IL-6 and the MR score have equivalent diagnostic performance in the identification of MIAC or intra-amniotic inflammation. Selection from among these three tests (MR score, IL-6 and MMP-8) for diagnostic purposes should be based on factors such as availability, reproducibility, and cost. The MR score requires a protein chip and a SELDI-TOF instrument which are not widely available or considered "state of the art". In contrast, immunoassays for IL-6 can be performed in the majority of clinical laboratories.
羊膜腔内感染/炎症是自发性早产和分娩的主要原因。然而,羊膜腔内感染的诊断具有挑战性,因为大多数病例为亚临床感染,羊水(AF)培养需要数天才能得出结果。

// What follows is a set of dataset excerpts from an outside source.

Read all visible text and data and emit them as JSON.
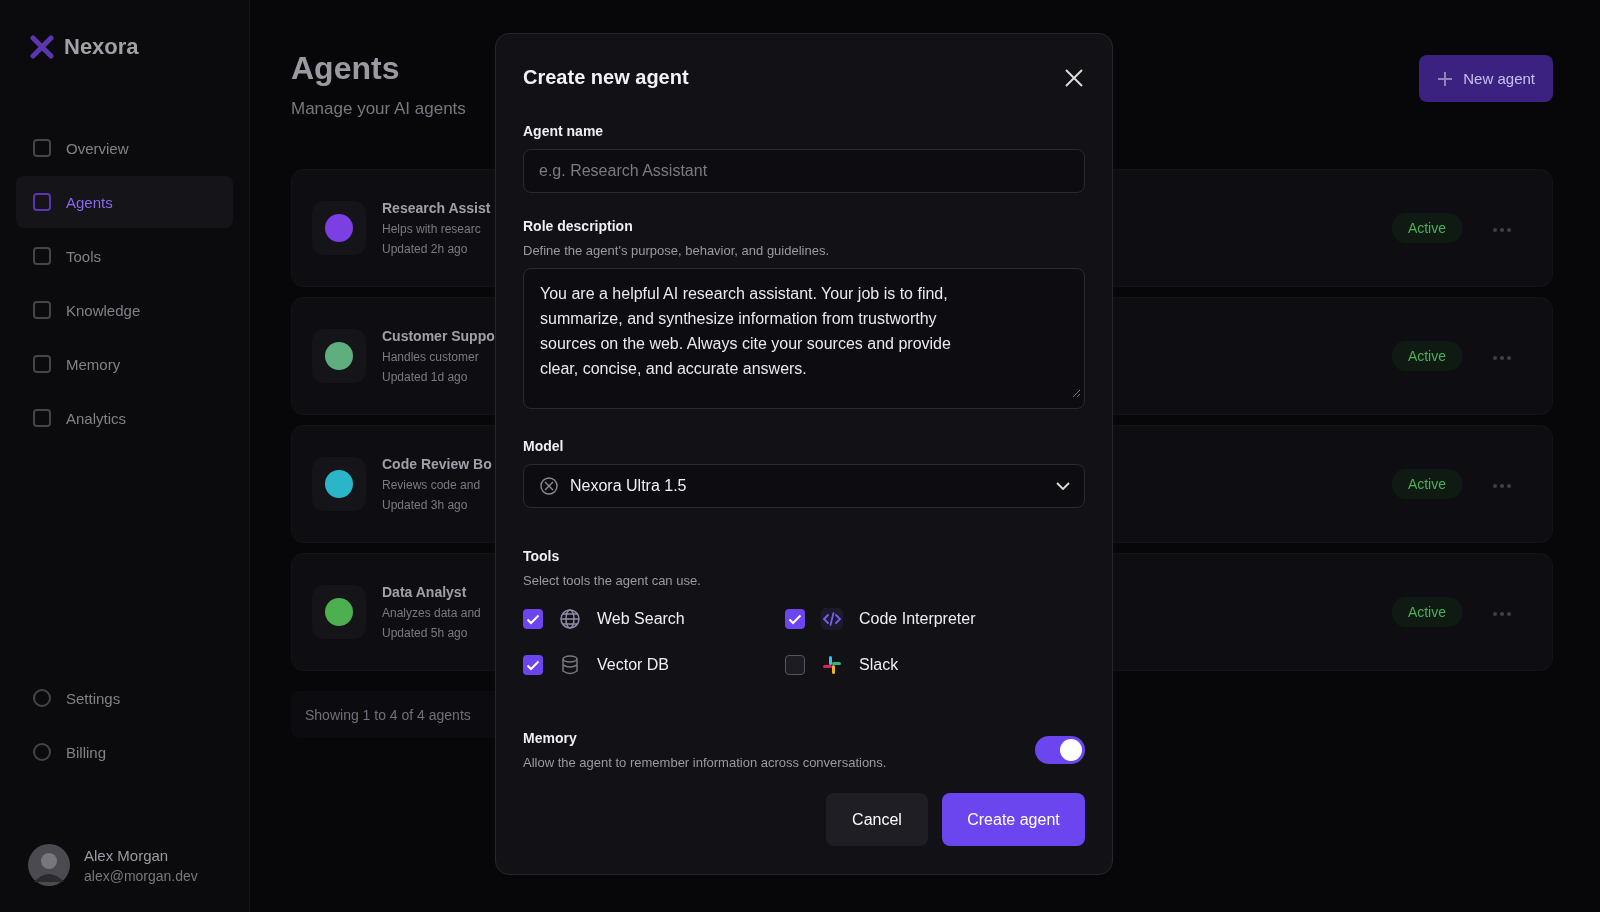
{
  "sidebar": {
    "brand": "Nexora",
    "nav": [
      {
        "label": "Overview",
        "selected": false
      },
      {
        "label": "Agents",
        "selected": true
      },
      {
        "label": "Tools",
        "selected": false
      },
      {
        "label": "Knowledge",
        "selected": false
      },
      {
        "label": "Memory",
        "selected": false
      },
      {
        "label": "Analytics",
        "selected": false
      }
    ],
    "bottom_nav": [
      {
        "label": "Settings"
      },
      {
        "label": "Billing"
      }
    ],
    "user": {
      "name": "Alex Morgan",
      "email": "alex@morgan.dev"
    }
  },
  "page": {
    "title": "Agents",
    "subtitle": "Manage your AI agents",
    "new_button": "New agent",
    "agents": [
      {
        "name": "Research Assist",
        "description": "Helps with researc",
        "updated": "Updated 2h ago",
        "status": "Active",
        "color": "#7b3fe4"
      },
      {
        "name": "Customer Suppo",
        "description": "Handles customer",
        "updated": "Updated 1d ago",
        "status": "Active",
        "color": "#5fae7e"
      },
      {
        "name": "Code Review Bo",
        "description": "Reviews code and",
        "updated": "Updated 3h ago",
        "status": "Active",
        "color": "#2bb5c9"
      },
      {
        "name": "Data Analyst",
        "description": "Analyzes data and",
        "updated": "Updated 5h ago",
        "status": "Active",
        "color": "#4caf50"
      }
    ],
    "footer": "Showing 1 to 4 of 4 agents"
  },
  "dialog": {
    "title": "Create new agent",
    "name_label": "Agent name",
    "name_placeholder": "e.g. Research Assistant",
    "role_label": "Role description",
    "role_hint": "Define the agent's purpose, behavior, and guidelines.",
    "role_value": "You are a helpful AI research assistant. Your job is to find, summarize, and synthesize information from trustworthy sources on the web. Always cite your sources and provide clear, concise, and accurate answers.",
    "model_label": "Model",
    "model_value": "Nexora Ultra 1.5",
    "tools_label": "Tools",
    "tools_hint": "Select tools the agent can use.",
    "tools": [
      {
        "label": "Web Search",
        "checked": true,
        "kind": "globe"
      },
      {
        "label": "Code Interpreter",
        "checked": true,
        "kind": "code"
      },
      {
        "label": "Vector DB",
        "checked": true,
        "kind": "database"
      },
      {
        "label": "Slack",
        "checked": false,
        "kind": "slack"
      }
    ],
    "memory": {
      "label": "Memory",
      "hint": "Allow the agent to remember information across conversations.",
      "on": true
    },
    "buttons": {
      "cancel": "Cancel",
      "create": "Create agent"
    }
  }
}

已经提出了几种用于快速诊断羊膜腔微生物入侵(MIAC)或羊膜腔内炎症的检测方法。本研究的目的是比较AF质量限制(MR)评分与白细胞介素-6(IL-6)和基质金属蛋白酶-8(MMP-8)在识别MIAC或炎症方面的诊断性能。
收集单胎妊娠且有早产症状的患者的羊水样本(n = 100)。羊膜腔内炎症定义为羊水中白细胞(WBC)>100个/mm³;MIAC定义为羊水培养阳性。采用酶联免疫吸附测定法(ELISA)测定羊水IL-6和MMP-8。使用表面增强激光解吸电离飞行时间(SELDI-TOF)质谱法获得MR评分。计算敏感性和特异性,并拟合逻辑回归模型以构建用于识别每种结局的受试者操作特征(ROC)曲线。采用McNemar检验和配对样本非参数统计技术检验诊断性能指标的差异。

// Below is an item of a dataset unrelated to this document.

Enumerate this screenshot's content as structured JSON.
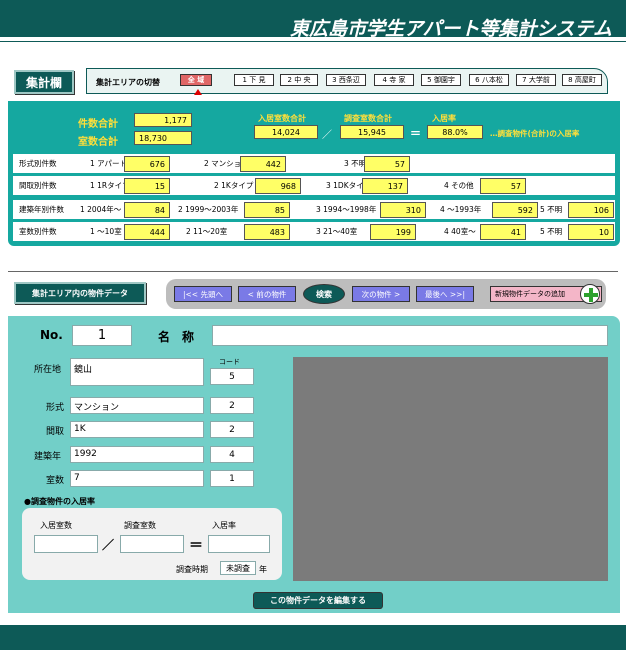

(1)MIAC和羊膜腔内炎症的发生率分别为34%(34/100)和40%(40/100);(2)在所研究的三项检测(MR评分、IL-6或MMP-8)中,在识别MIAC或羊膜腔内炎症方面(使用以下临界值:MR评分>2、IL-6>11.4 ng/mL和MMP-8>23 ng/mL),敏感性无显著差异;(3)当假阳性率固定为15%时,三项检测对相同结局的敏感性无显著差异;(4)在使用先前报道的临界值识别MIAC或羊膜腔内炎症时,IL-6的特异性与MR评分的特异性无显著差异;(5)在比较MR评分、IL-6或MMP-8识别这些结局时,ROC曲线下面积无显著差异。
IL-6和MR评分在识别MIAC或羊膜腔内炎症方面具有同等的诊断性能。从这三项检测(MR评分、IL-6和MMP-8)中选择用于诊断目的应基于可获得性、可重复性和成本等因素。MR评分需要蛋白质芯片和SELDI-TOF仪器,这些设备并不广泛可用或被视为“先进技术”。相比之下,大多数临床实验室都可以进行IL-6的免疫测定。